Tratado do Amor a Deus
NICOLAS MALEBRANCHE, 1638-1715.
Traité de I’ amour de Dieu, 1697.
Malebranche redigiu esse tratado em resposta ao teólogo François Lamy, que o questionara numa obra havia pouco publicada, La connaissance de soi même. Nela, o beneditino cita Malebranche para justificar a doutrina dos quietistas. Estes, cujos principais representantes são Madame Guyon e Fénelon, preconizam uma religião de inspi- ração mística que louve a teoria do “amor puro”, ou seja, de um amor desinteressado a Deus, que não leve em conta nossa busca de felicidade e nosso desejo de obter a salvação. Assim, o homem deve anular-se e deixar que Deus tome a iniciativa; para Malebranche, essa passividade não passa de desvio da espiritualidade.
Fortemente influenciado pelo cristocentrismo do Oratório, Malebranche concorda com o quietismo em que o centro para o homem não deve ser ele mesmo, porém Deus. No entanto, ao descentramento cego dos quietistas, Malebranche opõe um descentramento em Deus que leve em conta a nossa natureza, ou seja, nosso desejo de ser feliz. Para isso, Malebranche distingue duas espécies de amor: o amor de benevolência e o amor de comprazimento. Com o primeiro, amamos a Deus e nisso encontramos regozijo, pois sabemos que esse amor a Deus nos levará à suprema felicidade. Em compensação, o amor de comprazimento nos leva a amar a Deus tendo em vista nós mesmos, por cálculo – Malebranche falará de “amor mercenário”, ou seja, de um amor que se vende. O amor que temos por Deus nunca é, portanto, desinteressado, ao contrário do que pensavam os quietistas. Ou seja: amamos a Deus porque nisso encontramos prazer.

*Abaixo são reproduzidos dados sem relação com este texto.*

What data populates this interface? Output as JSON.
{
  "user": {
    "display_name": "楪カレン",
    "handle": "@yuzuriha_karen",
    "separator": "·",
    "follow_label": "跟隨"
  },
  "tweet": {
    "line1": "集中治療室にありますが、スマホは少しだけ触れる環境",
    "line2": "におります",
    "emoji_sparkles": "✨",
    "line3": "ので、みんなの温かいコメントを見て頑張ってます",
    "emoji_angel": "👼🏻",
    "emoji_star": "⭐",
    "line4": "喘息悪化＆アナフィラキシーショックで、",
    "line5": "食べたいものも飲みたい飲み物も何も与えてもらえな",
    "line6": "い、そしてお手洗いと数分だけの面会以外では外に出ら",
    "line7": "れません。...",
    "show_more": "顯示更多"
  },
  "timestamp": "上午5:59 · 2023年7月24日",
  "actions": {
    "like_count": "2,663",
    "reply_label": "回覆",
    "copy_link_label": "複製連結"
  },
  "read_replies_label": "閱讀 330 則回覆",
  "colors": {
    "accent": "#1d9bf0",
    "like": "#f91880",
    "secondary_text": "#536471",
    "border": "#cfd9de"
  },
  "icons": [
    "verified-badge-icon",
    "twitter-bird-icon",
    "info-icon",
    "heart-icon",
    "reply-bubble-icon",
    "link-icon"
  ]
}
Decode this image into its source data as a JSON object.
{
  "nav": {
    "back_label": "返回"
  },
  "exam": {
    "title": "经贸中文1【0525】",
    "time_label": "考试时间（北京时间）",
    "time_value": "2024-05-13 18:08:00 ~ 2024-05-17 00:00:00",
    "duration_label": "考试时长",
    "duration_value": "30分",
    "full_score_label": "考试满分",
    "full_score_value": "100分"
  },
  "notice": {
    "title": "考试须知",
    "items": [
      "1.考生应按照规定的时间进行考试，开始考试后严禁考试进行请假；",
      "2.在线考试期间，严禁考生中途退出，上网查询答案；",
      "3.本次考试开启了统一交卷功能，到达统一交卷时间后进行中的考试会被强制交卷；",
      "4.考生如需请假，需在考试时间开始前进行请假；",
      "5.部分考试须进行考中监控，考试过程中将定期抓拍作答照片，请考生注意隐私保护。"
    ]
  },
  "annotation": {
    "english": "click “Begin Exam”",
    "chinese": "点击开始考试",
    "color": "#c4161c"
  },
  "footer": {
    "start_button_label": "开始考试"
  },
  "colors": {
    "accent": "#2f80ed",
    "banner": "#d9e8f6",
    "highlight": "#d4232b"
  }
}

Esse tratado permitiu que Malebranche se reconciliasse com Bossuet, que o atacara na época da publicação do Tratado da natureza e da graça. Na verdade, ambos acreditam que um cristão não pode negligenciar sua salvação, e por isso deve praticar a prece e a meditação em vez de se entregar cegamente à vontade divina.
Estudo: Y. de Montcheui1, Malebranche et le quiétisme, Desdée De Brouwer, 1947.